Emergency Management Commissioner Andrew Crisp said there were currently 70 warnings in place across the state.
He urged drivers to stay off the roads, to check road closures and be aware that it was a “dynamic situation”.
“If you don’t need to be on the road today, don’t be on the road. What you are doing is you are distracting our emergency services from doing the job we need to be doing,” he said.
It’s this cloudband that’s brought the current wave of extreme weather to that part of the country.
A massive 129mm of rain had already fallen in Strathbogie North in central Victoria by 9am today, while wind gusts overnight reached 109km/hr at Mount Hotham.
A severe weather warning for damaging winds and heavy rainfall is in place for most of the state.
The SES has already responded to more than 1600 calls for help in Victoria in the 24 hours until 4pm today, with the worst of the weather forecast for the state still yet to come.
Of those calls, 911 were for flooding, 193 for trees down, 153 for building damage and crews carried out 30 floodwater rescues.
The Department of Transport has described driving conditions as “extremely hazardous”, urging drivers to defer non-essential travel.
“As significant rain moves towards metropolitan Melbourne, many roads are likely to close due to flooding or will be impacted by flood waters, fallen trees and debris,” the department said.
“Poor conditions and high traffic volumes will result in challenging conditions on major roads like the Monash Freeway, West Gate Freeway, M80 Ring Road and Eastern Freeway.”
Parts of regional Victoria begin to flood
Already there is water over major roads, including the Melba, Hume, Calder and Maroondah Highways.
Buses are replacing trains on sections of the Shepparton, Albury, Echuca, Swan Hill and Warrnambool lines, due to extreme weather and flooding affecting parts of the rail network.
The Department of Education has advised that a number of schools and kindergartens across the state have closed due to flooding or risk of flooding.

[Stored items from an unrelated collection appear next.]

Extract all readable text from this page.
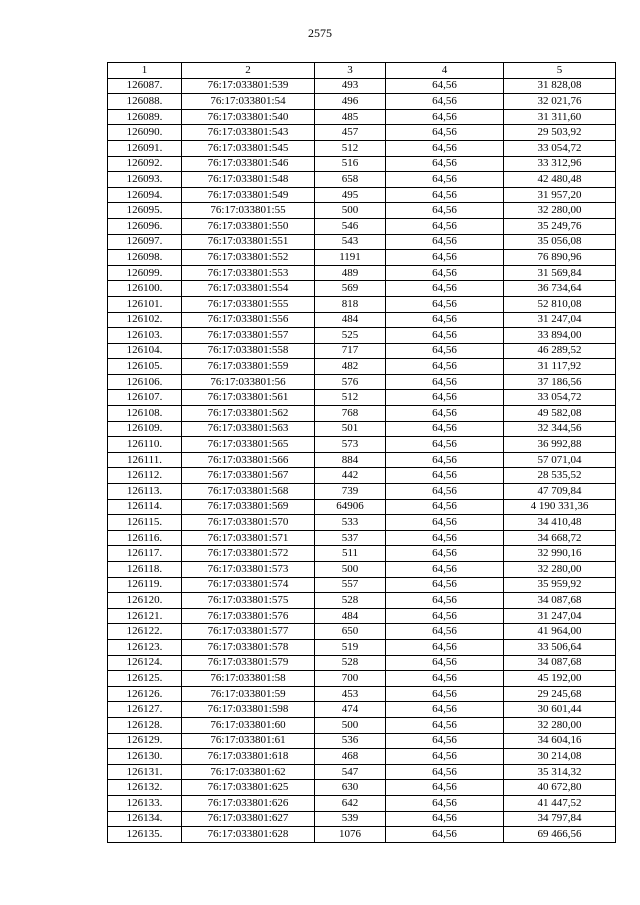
2575
1	2	3	4	5
126087.	76:17:033801:539	493	64,56	31 828,08
126088.	76:17:033801:54	496	64,56	32 021,76
126089.	76:17:033801:540	485	64,56	31 311,60
126090.	76:17:033801:543	457	64,56	29 503,92
126091.	76:17:033801:545	512	64,56	33 054,72
126092.	76:17:033801:546	516	64,56	33 312,96
126093.	76:17:033801:548	658	64,56	42 480,48
126094.	76:17:033801:549	495	64,56	31 957,20
126095.	76:17:033801:55	500	64,56	32 280,00
126096.	76:17:033801:550	546	64,56	35 249,76
126097.	76:17:033801:551	543	64,56	35 056,08
126098.	76:17:033801:552	1191	64,56	76 890,96
126099.	76:17:033801:553	489	64,56	31 569,84
126100.	76:17:033801:554	569	64,56	36 734,64
126101.	76:17:033801:555	818	64,56	52 810,08
126102.	76:17:033801:556	484	64,56	31 247,04
126103.	76:17:033801:557	525	64,56	33 894,00
126104.	76:17:033801:558	717	64,56	46 289,52
126105.	76:17:033801:559	482	64,56	31 117,92
126106.	76:17:033801:56	576	64,56	37 186,56
126107.	76:17:033801:561	512	64,56	33 054,72
126108.	76:17:033801:562	768	64,56	49 582,08
126109.	76:17:033801:563	501	64,56	32 344,56
126110.	76:17:033801:565	573	64,56	36 992,88
126111.	76:17:033801:566	884	64,56	57 071,04
126112.	76:17:033801:567	442	64,56	28 535,52
126113.	76:17:033801:568	739	64,56	47 709,84
126114.	76:17:033801:569	64906	64,56	4 190 331,36
126115.	76:17:033801:570	533	64,56	34 410,48
126116.	76:17:033801:571	537	64,56	34 668,72
126117.	76:17:033801:572	511	64,56	32 990,16
126118.	76:17:033801:573	500	64,56	32 280,00
126119.	76:17:033801:574	557	64,56	35 959,92
126120.	76:17:033801:575	528	64,56	34 087,68
126121.	76:17:033801:576	484	64,56	31 247,04
126122.	76:17:033801:577	650	64,56	41 964,00
126123.	76:17:033801:578	519	64,56	33 506,64
126124.	76:17:033801:579	528	64,56	34 087,68
126125.	76:17:033801:58	700	64,56	45 192,00
126126.	76:17:033801:59	453	64,56	29 245,68
126127.	76:17:033801:598	474	64,56	30 601,44
126128.	76:17:033801:60	500	64,56	32 280,00
126129.	76:17:033801:61	536	64,56	34 604,16
126130.	76:17:033801:618	468	64,56	30 214,08
126131.	76:17:033801:62	547	64,56	35 314,32
126132.	76:17:033801:625	630	64,56	40 672,80
126133.	76:17:033801:626	642	64,56	41 447,52
126134.	76:17:033801:627	539	64,56	34 797,84
126135.	76:17:033801:628	1076	64,56	69 466,56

In central Victoria, Broadford High School was closed at lunchtime, with all students sent home on buses to do remote learning for the rest of the week.
Residents of Rochester, 180km north of Melbourne, have been told waters could potentially rise to 115m above sea level, affecting hundreds of homes.
Thousands of sandbags have been filled and residents have been urged to evacuate after they have done their best to prepare their homes and businesses for a flood.
Up to 80mm of rain is expected in the north and west of Victoria today, with isolated totals of 120mm or higher.
Roads in Castlemaine, Heathcote and Bendigo have also begun flooding, cutting off parts of the town.
One Heathcote resident has told 9News Melbourne that she had never seen flooding this bad.
In Echuca, residents have been advised to boil their water until further notice after storm water entered a treated water storage tank.
“This may compromise the safety of the drinking water,” Coliban Water via Twitter.
More than 1000 people are currently without power in Echuca, according to Powercore.
There are also outages in Bendigo, Daylesford and Rochester.
The SES has received over 200 calls for help in the last 24 hours, mostly for minor flooding.
Yesterday, about 100 people were evacuated from Falls Creek due to a slow-moving landslide cutting off the access road.
Victorian Emergency Management Commissioner Andrew Crisp told 3AW that the state will continue to see this cycle over the next six to eight weeks.
“If you don’t need to be on the roads today, please don’t be on the roads, because it’s not just about the floods, it’s also about the trees,” he told 3AW.
Crisp warned the state would be “in this for a while”, with Victorians in for a “campaign flood event”.
Tasmania too is expecting an inundation, with up to 300mm of rain to fall in places just today.
By 9am today a total of 185mm had already fallen at Great Lake East and 148mm had fallen at Lake Mackenzie.
There are currently heavy rain and major floods warnings in place for northern Tasmania.
New South Wales is also in the firing line with rivers still swollen from recent rain.
A woman and her daughter had to be rescued from floodwaters at Forbes in the state’s Central West.